After this growl of disapprobation, the speaker buried himself anew in the advertising columns of the Herald, and I lapsed into a brown study, which had for its germ the query, "Is it, then, more respectable, even among men, to kill time than to save it?" I knew the reader of Froude well. He was, as I have intimated, a successful and a busy merchant; and I had often marvelled at his familiarity with English belles-lettres, and graver literature, the study of which is usually given up to so-called professional men. That hour a day explained it all. The crowded streetcar was his sedan-chair. I also knew his critic; had seen him placed at such a woful disadvantage in the society of educated men and women, that my heart ached and my cheeks burned in sympathy with his mortification; had heard him deplore the deficiencies of his early training, and that the exigencies of his business-cares now made self-improvement impracticable. He would have protested it to be an impossibility that he could find a spare hour a day to devote to the neglected task; six hours a week - a whole day in a month, two weeks in a year. Yet a fortnight of news-paper-reading and idle gossip would be a sorry entry in his year-book. For this lazy murder of time cannot, by any stretch of conscience, be classed as healthful recreation, any more than can the one, two, three, ten hours a week during which Mrs. Neverthink sits with folded hands, discussing fashions and her neighbors' frailties, the while her work is steadily doubling itself up, snowball-like, before the lever of each idle minute. All work and no play would make Mrs. Nev-erthink a dull and a diseased woman; but the fact is, she is not playing any more than she is working, as she sits, or stands to parley about trifles. She is only wasting time, making inevitable the haste. Oh! these "few words more," with which the Neverthink tribe prolong the agony of their would-be-if-they-could industrious sisters, and heap up the burden of their own coming cares! The words which mean nothing, the driblets of a shallow, sluggish stream that meanders into anybody's meadow, and spreads itself harmfully over the nearest pastures, instead of being directed into a straight, beneficent channel! "I haven't a bit of system about me!" wails the worried creature, when the ponderous snow-ball has finally to be heaved out of the way by her own hands.

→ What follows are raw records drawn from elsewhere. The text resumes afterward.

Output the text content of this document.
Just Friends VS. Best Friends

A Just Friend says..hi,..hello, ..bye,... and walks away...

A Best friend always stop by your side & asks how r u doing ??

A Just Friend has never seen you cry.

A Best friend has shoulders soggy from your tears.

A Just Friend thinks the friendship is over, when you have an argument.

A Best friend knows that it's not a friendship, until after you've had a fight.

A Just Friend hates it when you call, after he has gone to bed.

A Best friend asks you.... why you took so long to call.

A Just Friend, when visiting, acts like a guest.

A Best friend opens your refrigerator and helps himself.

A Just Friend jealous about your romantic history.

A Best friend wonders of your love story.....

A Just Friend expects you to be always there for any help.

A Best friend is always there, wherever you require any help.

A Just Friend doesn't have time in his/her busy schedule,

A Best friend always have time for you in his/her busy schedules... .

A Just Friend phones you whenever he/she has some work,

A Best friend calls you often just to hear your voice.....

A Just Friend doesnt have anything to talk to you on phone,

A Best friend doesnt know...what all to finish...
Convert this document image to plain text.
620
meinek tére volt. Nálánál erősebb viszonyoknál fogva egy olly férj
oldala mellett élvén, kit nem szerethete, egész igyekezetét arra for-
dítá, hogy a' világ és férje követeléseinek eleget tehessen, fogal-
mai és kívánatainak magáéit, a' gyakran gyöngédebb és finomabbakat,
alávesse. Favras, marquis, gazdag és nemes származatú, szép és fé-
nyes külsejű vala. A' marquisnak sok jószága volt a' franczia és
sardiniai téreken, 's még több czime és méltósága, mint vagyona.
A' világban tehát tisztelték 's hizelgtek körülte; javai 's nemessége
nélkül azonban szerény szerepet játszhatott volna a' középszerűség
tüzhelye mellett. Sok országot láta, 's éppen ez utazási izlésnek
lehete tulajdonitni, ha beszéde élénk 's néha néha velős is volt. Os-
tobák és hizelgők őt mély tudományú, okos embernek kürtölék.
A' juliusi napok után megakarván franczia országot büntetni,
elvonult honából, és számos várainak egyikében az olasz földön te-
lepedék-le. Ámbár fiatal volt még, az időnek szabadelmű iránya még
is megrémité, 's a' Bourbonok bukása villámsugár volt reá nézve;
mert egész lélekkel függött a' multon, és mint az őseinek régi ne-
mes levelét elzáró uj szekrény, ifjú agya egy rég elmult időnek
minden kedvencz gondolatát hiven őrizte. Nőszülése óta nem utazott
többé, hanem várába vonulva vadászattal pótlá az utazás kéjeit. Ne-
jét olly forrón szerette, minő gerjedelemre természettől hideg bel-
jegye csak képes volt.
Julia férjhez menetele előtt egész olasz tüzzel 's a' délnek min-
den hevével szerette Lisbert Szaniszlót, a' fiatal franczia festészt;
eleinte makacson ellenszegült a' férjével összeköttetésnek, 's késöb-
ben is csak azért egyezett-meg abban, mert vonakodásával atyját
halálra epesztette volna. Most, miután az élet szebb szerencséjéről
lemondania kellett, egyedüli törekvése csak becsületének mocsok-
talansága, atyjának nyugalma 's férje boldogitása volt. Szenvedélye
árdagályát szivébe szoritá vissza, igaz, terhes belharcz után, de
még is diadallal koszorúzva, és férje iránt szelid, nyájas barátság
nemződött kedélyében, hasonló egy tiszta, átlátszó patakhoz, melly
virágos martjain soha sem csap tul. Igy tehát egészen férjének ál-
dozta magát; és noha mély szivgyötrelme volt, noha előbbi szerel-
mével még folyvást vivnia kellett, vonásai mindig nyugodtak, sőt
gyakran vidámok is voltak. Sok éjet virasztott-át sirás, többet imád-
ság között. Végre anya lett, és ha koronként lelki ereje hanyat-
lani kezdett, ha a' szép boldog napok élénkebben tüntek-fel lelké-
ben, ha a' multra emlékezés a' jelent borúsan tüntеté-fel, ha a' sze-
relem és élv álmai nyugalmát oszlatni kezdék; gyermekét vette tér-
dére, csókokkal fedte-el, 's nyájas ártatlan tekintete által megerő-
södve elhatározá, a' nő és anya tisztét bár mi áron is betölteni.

It would be a matter of curious interest could I re-count how often I have heard this plaint from those of my own sex who are thus straining and suffering. From some it comes carelessly - a form of words they have fallen into the habit of repeating without much thought of what they mean. With a majority (I wish I were not obliged to say it!) it is rather a boast than a lament. The notable housekeeper who would be ashamed to admit that she does not look narrowly after paper and twine, bits of cold meat and scraps of butter, does not calculate wisely concerning coal, candle-ends and crusts - confesses, without a blush, that she takes no thought of the gold-dust, known among us as minutes and seconds, sifting through her lax fingers. By and by, she is as truly impoverished as if she had thrown away the treasure in nuggets, and then comes the lament, not repentance. She is "run to death with work, but she doesn't see how it is to be helped. All other housekeepers are the same. She never could economize time; has no genius for arranging her labors to advantage."